LEIPZIG, GERMANY - The U.S. Central Intelligence Agency has devised technology to restrict the use of anti-aircraft missiles after they leave American hands, a researcher said, a move that experts say could persuade the United States that it would be safe to disseminate powerful weapons more frequently.
The new technology is intended for use with shoulder-fired missiles called Man-Portable Air-Defense Systems (MANPADS), Dutch researcher Jos Wetzels told a cybersecurity conference in Leipzig, Germany on Saturday. Wetzels said the system was laid out in a batch of CIA documents published by WikiLeaks in 2017 but that the files were mislabeled and attracted little public attention until now.
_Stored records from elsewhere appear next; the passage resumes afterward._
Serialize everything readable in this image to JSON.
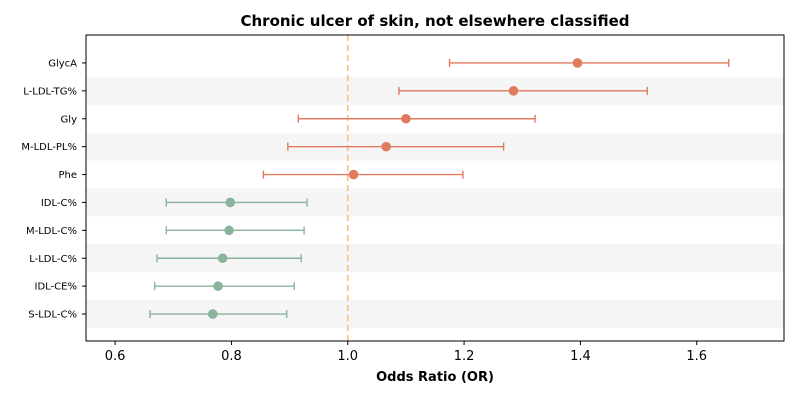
{
  "chart_data": {
    "type": "forest",
    "title": "Chronic ulcer of skin, not elsewhere classified",
    "xlabel": "Odds Ratio (OR)",
    "xlim": [
      0.55,
      1.75
    ],
    "xticks": [
      0.6,
      0.8,
      1.0,
      1.2,
      1.4,
      1.6
    ],
    "reference_line": 1.0,
    "rows": [
      {
        "label": "GlycA",
        "or": 1.395,
        "lower": 1.175,
        "upper": 1.655,
        "color": "#e07b5f"
      },
      {
        "label": "L-LDL-TG%",
        "or": 1.285,
        "lower": 1.088,
        "upper": 1.515,
        "color": "#e07b5f"
      },
      {
        "label": "Gly",
        "or": 1.1,
        "lower": 0.915,
        "upper": 1.322,
        "color": "#e07b5f"
      },
      {
        "label": "M-LDL-PL%",
        "or": 1.066,
        "lower": 0.897,
        "upper": 1.268,
        "color": "#e07b5f"
      },
      {
        "label": "Phe",
        "or": 1.01,
        "lower": 0.855,
        "upper": 1.198,
        "color": "#e07b5f"
      },
      {
        "label": "IDL-C%",
        "or": 0.798,
        "lower": 0.688,
        "upper": 0.93,
        "color": "#88b49c"
      },
      {
        "label": "M-LDL-C%",
        "or": 0.796,
        "lower": 0.688,
        "upper": 0.925,
        "color": "#88b49c"
      },
      {
        "label": "L-LDL-C%",
        "or": 0.785,
        "lower": 0.672,
        "upper": 0.92,
        "color": "#88b49c"
      },
      {
        "label": "IDL-CE%",
        "or": 0.777,
        "lower": 0.668,
        "upper": 0.908,
        "color": "#88b49c"
      },
      {
        "label": "S-LDL-C%",
        "or": 0.768,
        "lower": 0.66,
        "upper": 0.895,
        "color": "#88b49c"
      }
    ],
    "colors": {
      "ref_line": "#f5c27a",
      "band": "#f5f5f5"
    }
  }
}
Wetzels said the CIA had come up with a "smart arms control solution" that would restrict the use of missiles "to a particular time and a particular place." The technique, referred to as "geofencing," blocks the use of a device outside a specific geographic area.
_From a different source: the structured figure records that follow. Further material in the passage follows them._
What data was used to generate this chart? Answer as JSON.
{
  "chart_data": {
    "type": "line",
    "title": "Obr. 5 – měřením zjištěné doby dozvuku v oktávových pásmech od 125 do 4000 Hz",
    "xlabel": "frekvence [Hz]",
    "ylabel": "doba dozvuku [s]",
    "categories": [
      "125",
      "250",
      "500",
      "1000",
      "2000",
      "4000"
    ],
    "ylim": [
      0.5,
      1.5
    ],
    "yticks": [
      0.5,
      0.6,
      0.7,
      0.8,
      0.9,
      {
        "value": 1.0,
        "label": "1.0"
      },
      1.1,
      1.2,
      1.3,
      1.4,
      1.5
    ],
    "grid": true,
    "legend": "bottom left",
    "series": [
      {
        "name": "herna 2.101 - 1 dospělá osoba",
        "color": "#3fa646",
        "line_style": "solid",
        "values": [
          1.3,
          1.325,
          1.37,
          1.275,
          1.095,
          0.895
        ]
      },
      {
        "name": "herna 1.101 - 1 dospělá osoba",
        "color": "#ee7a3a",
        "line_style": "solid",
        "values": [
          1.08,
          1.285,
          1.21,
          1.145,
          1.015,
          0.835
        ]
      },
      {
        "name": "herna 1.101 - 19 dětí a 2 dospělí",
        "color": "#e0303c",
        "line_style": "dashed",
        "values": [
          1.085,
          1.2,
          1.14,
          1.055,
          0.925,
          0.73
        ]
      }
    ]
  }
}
Weapons that are disabled when they leave the battlefield could be an attractive feature. Supplied to U.S. allies, the highly portable missiles can help win wars, but they have often been lost, sold, or passed to extremists.
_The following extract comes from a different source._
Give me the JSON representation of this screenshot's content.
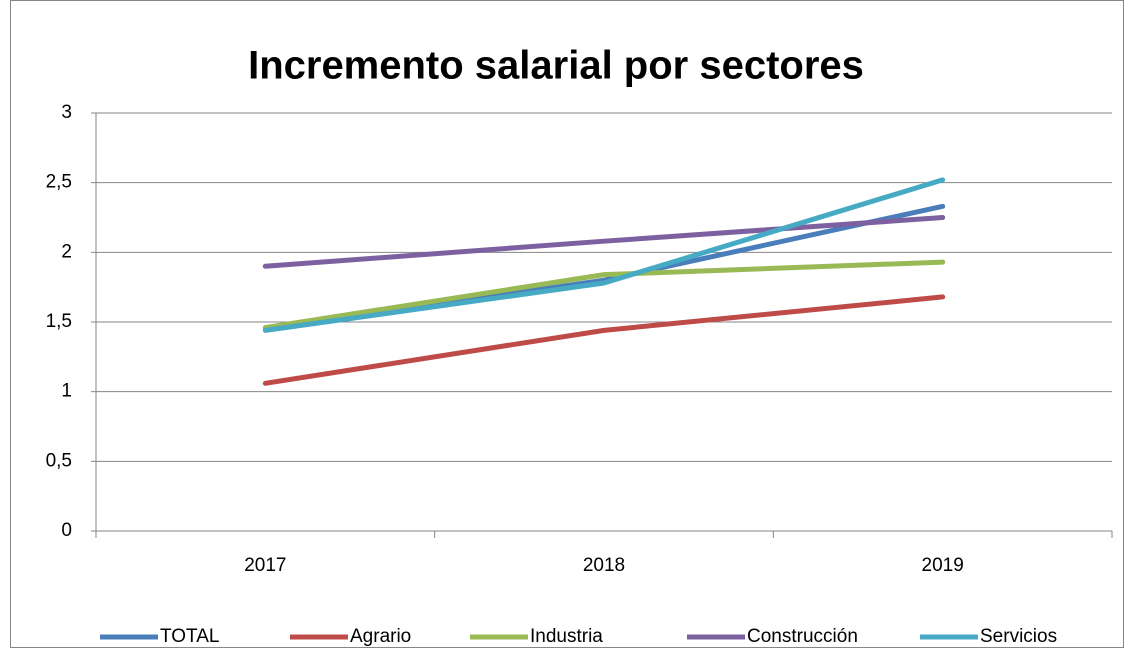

For example, Stinger MANPADS supplied by the United States are credited with helping mujahedeen rebels drive Soviet forces out of Afghanistan in a conflict that spanned the 1980s and 1990s. But U.S. officials have since spent billions of dollars to clear the missiles from the country — and from other conflict zones around the world
Wetzels said it was unclear whether the CIA's design ever left the drawing board or where it was meant to have been deployed, but he noted that the apparent period of development in the documents' metadata — 2014 to 2015 — roughly coincided with media reports about the deployment of MANPADS to rebels in Syria. Geofencing might have been seen as a way of ensuring the missiles were used on the Syrian battlefield and nowhere else, he said.
The CIA declined to comment.
Outside experts who reviewed Wetzels' analysis said they found it plausible.
N.R. Jenzen-Jones, who directs the British-based ARES intelligence consultancy, said geofencing has long been discussed as a safeguard to allow powerful weapons "into the hands of friendly forces operating in high-risk environments."
Wetzels said geofencing was no panacea, running through a list of security vulnerabilities that could be used by insurgents to bypass the restrictions.
"It's not a watertight solution," he said.